To briefly recap, Cyprus is in need of approximately €17 billion to cover existing debts. The troika agreed ... so long as Cyprus puts skin in the game to the tune of €5.8 billion. Not wanting to hit taxpayers to support bank deposits that, somewhat deservedly, are viewed as including a healthy chunk of laundered Russian cash, the idea was floated to instead tax bank deposits. Cyprus’s parliament ran with the idea, putting it to a vote—for the first time endangering deposits, which had previously been viewed as sacrosanct.
The troika and extended EU officials then all claimed to be perplexed, saying the “bail in” deposit seizure was all Cyprus’s idea. And maybe it was! Just 24 hours ago, it seemed certain to pass parliament, albeit narrowly. Yet, on Wednesday, the plan got nary a single “yes” vote.

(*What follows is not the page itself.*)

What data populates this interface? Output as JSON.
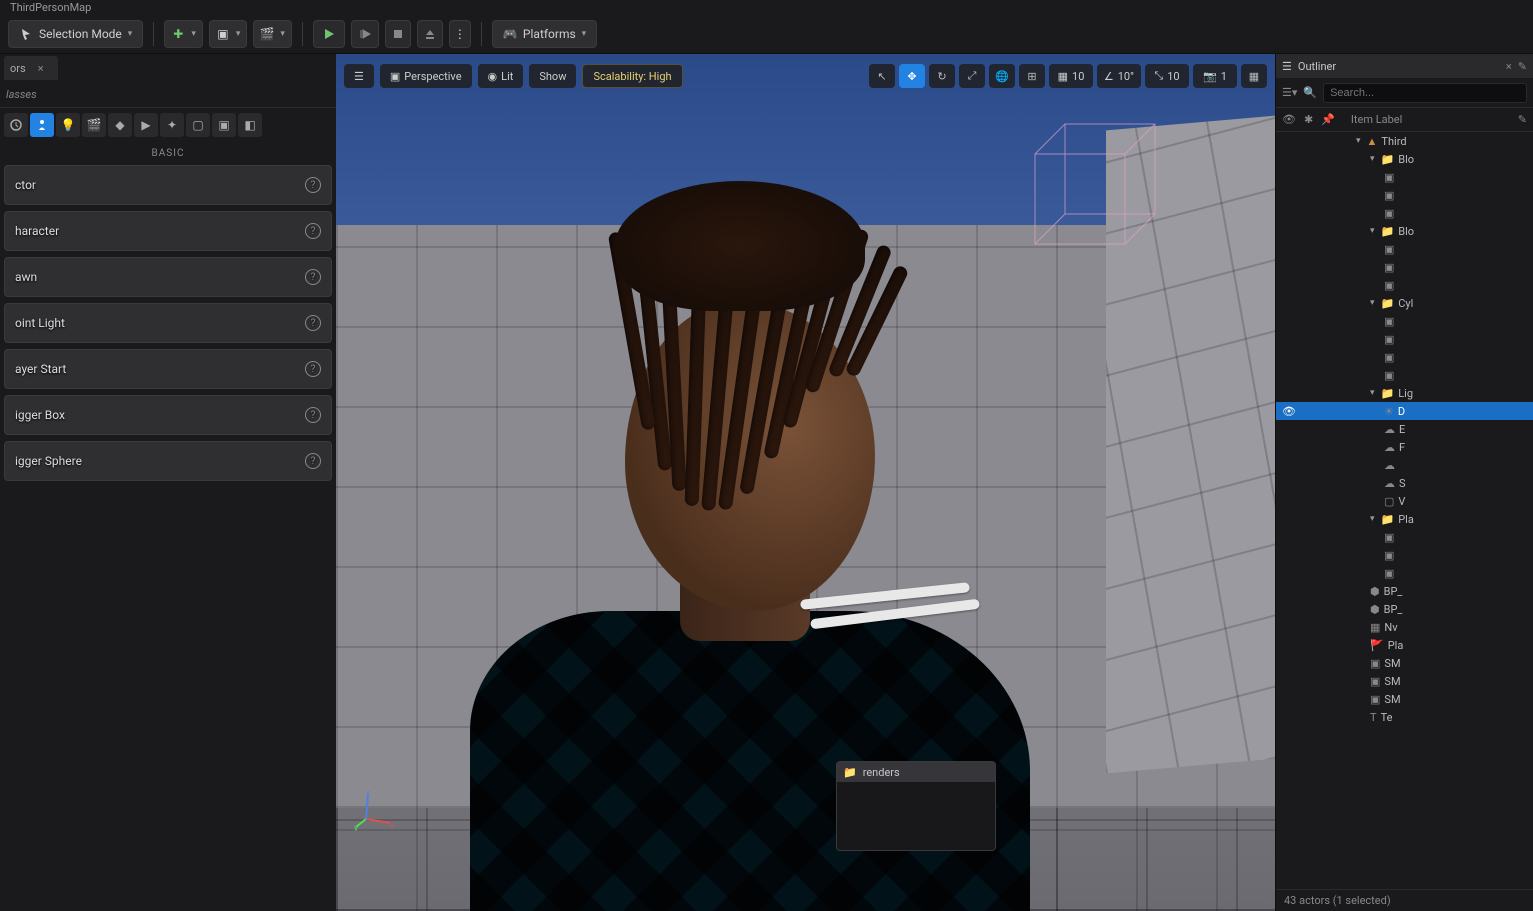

Did Cyprus see the light? Possibly. First, the plan flies in the face of EU law, which requires EU-member banks to insure deposits up to €100,000. Second, this would surely spark a bank run, which would unnecessarily imperil Cyprus’s banking system—and likely require still more bailout funds.
Or could it be Cyprus officials don’t really want to pony up their €5.8 billion? Instead, they dreamt up a deposit-seizure poison pill they had no intention of taking to give themselves some leverage at the negotiation table. They’ve witnessed the proceedings over the past 3 or so years. They’ve watched as European officials have moved, glacially, to provide funds where needed. And they’ve watched the “rules” evolve, near constantly. Deadlines have been moved and moved again. Bailout funds extended and increased. Terms changed. Vows to never intervene directly in banks got tossed. Cyprus’s politicians know there is little will—at home or abroad—to make Cypriot taxpayers pay to backstop possibly ill-gotten funds from an occasionally hostile non-EU member. Are they so crazy to think the troika may eventually cave and offer the full €17 billion sans collateral? Or with otherwise radically easier terms? The troika may view that as throwing good money after bad, but they’ve already done it a fair bit—why get religion now?
Then, too, a state-owned Russian energy behemoth is rumored to be considering a private bailout—buying rights to explore gas deposits off Cyprus’s shores. Makes sense for Russia—they can protect their foreign depositors and solidify a friendship with Cyprus. This half a tiny rock would be valuable for its pleasant weather and favorable tax regime alone—rather like the Eastern Hemisphere’s Cayman Islands—if it weren’t also a toehold in the Mediterranean between uneasy neighbors Turkey and Greece. If you’ve got geographical import, the game changes. And Cyprus doesn’t mind having leverage with Russia—they’ve got a €2.5 billion loan due to Russia in June. Cyprus no doubt would very much like to increase that note with an extended term and favorable rates.
It’s not unreasonable to imagine the troika ultimately views seizing deposits as distasteful, but a growing Russian influence in Cyprus as an even worse option. Cyprus could very well end up with a very long bank holiday indeed as the troika gets creative once more.